In Moby Dick, when Stubb kills a whale, Herman Melville writes: “[The whale] rolled not in brine but in blood, which bubbled and seethed for furlongs behind in their wake. The slanting sun playing upon this crimson pond in the sea, sent back its reflection into every face, so that they all glowed to each other like red men.”

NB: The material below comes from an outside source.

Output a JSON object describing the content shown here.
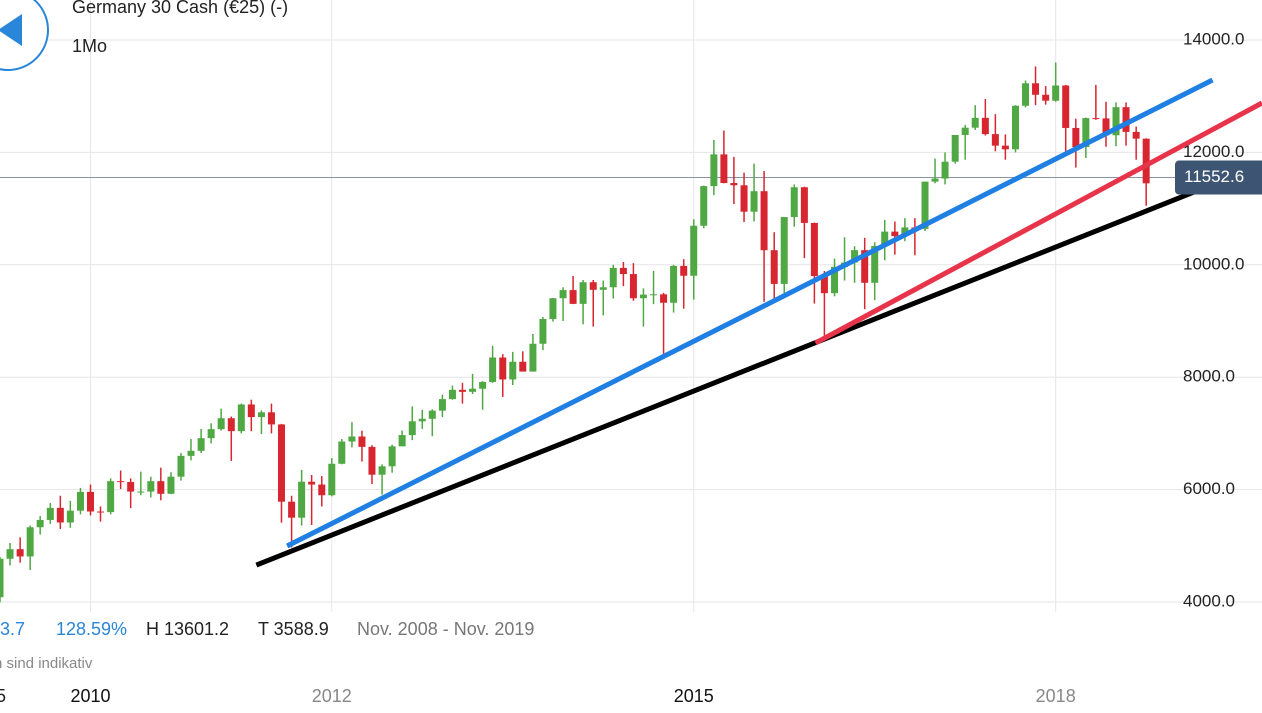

Cyril Fernandez again: “You see the dying part takes a long time. The dying part can take a very long time. The harpoon is merely to keep the whale hooked and you wait until it weakens. But the whale can set off with boat and all and later on you are so far away from land that they would rather cut the rope than be drawn right away to sea. How quickly the whale dies when it’s weakened and alongside all depends on how brave the harpooners are. Usually when the whale is alongside they jump onto the whale to kill it with the lance. They put it in the soft spot. They also used bombs. A bomb is about this long”—he indicated about 60cm—“and about as thick as this”—he made a circle with his forefinger and thumb. “You push that bomb into the whale and there is a trigger on the bomb that as it goes into the whale it goes off and the bomb bursts inside the whale. When it bursts it shoots out all little assegais and they break up the whale’s blood vessels and what-have-you and the whale dies.”
Cyril cleared his throat. He looked at me. “Those were the ways they killed a whale in the olden times,” he said.